I noticed some small splashes of water near the heater matrix, which alarmingly is close to the coil and the fuse box, luckily I caught it before it became a problem. On closer inspection, I could see coolant seeping between the heater matrix and the heater control valve which bolts onto it, thankfully then not a leaking heater matrix, time to remove it and see what's going...
On some cars tackling a leaky heater matrix means many hours spent removing the dashboard, moving wiring looms out of the way and various other components before you get to the matrix. On a DS the job is around 10 minutes, when you know what you're doing of course and thanks to Colin Smith of http://citroendsrestoration.blogspot.co.uk/ I was able to tackle the job with confidence.
Here's a couple of pointers that Colin helped me with that will help you too:
1. You do not have to drain the coolant, the two pipes on either side of the matrix are both high up and providing you tackle the job on a cold engine there will be no pressure or coolant in the pipes
2. Release the cable from the heater valve by undoing the clamp and the bolt on the valve.
3. All you now need to do to release the matrix from the heater box is to un-clip a spring clip which goes across the matrix.
4. You can then lift the matrix out, beware though, it will get stuck at the rear of the matrix since there is a copper coil that you need to ensure the top end of it is clear of the heater housing. I used a thin metal ruler which helped me push it back as I lifted.
5. Now that the matrix is on the bench, you will see a V shaped clip that is holding the heater valve coil element, carefully remove this to release the element.

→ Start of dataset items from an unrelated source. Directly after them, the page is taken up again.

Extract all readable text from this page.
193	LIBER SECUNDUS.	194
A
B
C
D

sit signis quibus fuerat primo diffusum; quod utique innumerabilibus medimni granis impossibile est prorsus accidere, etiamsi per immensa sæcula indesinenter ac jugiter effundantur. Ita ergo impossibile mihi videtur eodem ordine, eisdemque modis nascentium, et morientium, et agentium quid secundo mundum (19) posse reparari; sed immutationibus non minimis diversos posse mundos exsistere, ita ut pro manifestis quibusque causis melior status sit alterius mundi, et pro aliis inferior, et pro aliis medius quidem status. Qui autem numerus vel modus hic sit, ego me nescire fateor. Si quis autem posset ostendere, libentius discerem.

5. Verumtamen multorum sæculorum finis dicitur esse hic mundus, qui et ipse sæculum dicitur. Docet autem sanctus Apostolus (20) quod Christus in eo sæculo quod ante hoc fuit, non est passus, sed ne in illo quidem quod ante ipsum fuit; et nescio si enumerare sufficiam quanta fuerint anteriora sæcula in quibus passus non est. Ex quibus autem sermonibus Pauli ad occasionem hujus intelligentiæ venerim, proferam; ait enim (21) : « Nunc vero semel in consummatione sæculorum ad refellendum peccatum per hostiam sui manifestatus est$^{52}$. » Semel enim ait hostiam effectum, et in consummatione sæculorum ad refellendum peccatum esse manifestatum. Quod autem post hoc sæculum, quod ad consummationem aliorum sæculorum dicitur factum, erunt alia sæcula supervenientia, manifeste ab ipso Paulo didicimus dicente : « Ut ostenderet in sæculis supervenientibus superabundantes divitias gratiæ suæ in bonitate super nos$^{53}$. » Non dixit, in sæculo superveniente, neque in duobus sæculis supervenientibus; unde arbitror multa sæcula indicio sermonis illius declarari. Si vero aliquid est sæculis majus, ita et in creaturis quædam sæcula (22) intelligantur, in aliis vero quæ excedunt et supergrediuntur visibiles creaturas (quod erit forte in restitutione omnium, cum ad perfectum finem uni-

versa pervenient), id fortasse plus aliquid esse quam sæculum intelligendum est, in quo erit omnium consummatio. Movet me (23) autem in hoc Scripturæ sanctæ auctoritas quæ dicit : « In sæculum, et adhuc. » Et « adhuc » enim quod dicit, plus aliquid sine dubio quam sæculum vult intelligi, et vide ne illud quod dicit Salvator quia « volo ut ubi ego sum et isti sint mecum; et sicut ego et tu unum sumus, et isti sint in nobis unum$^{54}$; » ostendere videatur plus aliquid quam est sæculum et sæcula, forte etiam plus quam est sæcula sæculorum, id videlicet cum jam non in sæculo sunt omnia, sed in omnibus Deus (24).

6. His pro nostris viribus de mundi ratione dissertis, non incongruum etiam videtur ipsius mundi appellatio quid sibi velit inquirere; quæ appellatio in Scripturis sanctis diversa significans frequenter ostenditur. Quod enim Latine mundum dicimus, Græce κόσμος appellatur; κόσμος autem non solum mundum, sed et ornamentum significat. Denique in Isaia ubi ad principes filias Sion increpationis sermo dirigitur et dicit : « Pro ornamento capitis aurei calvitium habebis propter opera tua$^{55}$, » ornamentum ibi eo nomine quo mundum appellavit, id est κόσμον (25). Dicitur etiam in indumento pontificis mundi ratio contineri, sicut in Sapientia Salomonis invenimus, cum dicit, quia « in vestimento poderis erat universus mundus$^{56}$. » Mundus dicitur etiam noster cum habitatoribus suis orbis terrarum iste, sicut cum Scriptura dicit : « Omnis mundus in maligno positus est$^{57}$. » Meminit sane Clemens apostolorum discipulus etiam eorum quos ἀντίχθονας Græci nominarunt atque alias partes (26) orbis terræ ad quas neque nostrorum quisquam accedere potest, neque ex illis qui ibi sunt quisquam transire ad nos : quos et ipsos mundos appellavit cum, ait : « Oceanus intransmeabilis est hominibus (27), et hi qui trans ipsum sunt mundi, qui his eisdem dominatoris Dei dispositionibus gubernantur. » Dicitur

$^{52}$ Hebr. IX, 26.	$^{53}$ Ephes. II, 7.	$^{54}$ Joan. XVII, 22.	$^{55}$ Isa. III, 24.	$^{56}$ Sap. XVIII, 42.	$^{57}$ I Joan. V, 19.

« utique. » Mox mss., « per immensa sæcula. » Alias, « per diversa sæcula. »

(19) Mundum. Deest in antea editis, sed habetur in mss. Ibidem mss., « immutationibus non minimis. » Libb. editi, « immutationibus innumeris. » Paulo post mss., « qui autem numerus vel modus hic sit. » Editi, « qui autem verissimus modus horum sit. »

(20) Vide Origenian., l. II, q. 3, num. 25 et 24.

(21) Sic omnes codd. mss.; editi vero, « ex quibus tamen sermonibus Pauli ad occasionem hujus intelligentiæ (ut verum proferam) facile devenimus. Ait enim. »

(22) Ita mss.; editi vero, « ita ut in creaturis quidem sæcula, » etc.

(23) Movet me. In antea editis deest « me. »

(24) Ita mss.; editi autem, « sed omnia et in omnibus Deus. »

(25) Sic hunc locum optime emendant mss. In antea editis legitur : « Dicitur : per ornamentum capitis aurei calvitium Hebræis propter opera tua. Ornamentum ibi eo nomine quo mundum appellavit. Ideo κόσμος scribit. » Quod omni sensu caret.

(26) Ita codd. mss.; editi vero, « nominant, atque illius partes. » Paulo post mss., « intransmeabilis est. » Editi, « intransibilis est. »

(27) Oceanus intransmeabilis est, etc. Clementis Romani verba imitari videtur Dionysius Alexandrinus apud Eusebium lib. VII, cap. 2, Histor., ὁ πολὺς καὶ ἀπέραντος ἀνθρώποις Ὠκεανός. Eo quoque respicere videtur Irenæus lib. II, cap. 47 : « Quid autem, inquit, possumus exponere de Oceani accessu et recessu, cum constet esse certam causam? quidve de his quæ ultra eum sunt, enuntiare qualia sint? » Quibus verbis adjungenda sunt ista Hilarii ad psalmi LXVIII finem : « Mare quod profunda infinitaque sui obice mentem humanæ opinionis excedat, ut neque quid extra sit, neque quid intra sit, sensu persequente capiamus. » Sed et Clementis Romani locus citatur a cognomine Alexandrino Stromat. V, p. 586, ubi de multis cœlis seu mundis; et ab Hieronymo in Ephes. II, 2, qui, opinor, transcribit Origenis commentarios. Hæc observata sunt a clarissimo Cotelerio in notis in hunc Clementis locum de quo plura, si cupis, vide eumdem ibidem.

6. Next, spray penetrating oil on the bolts holding the heater valve to the matrix, wait a few minutes and then tighten slightly to break any rust present. Then add more penetrating oil and unscrew slightly, add more penetrating oil, wait, and then unscrew again slowly until it comes off.
7. You will notice that there is a rubber o-ring that seals the heater valve with the matrix, replace.
|Underneath the valve, showing O-ring|
|The culprit, brittle O-ring|
With a new rubber O-ring sourced it was time to put it all together but importantly to replace a 10mm wide felt strip that surrounds the top and bottom of the matrix which over the years is usually very perished. The purpose of the felt is to provide a seal and thus contain the heat from the matrix within the plastic heater box and not allow it to escape which has the disadvantage of warming up the engine bay and not providing the full heat in the cabin for heating. I found that closed cell foam worked a treat here and even more conveniently I was able to purchase it in exactly the correct dimensions I required: 10mm width at 3mm thickness and 3metres length (more then enough) for £3.30 inclusive of delivery, the added bonus is it came with very sticky adhesive on one side. In hindsight 5-6mm thickness would be better but I was able to just double it up without issue.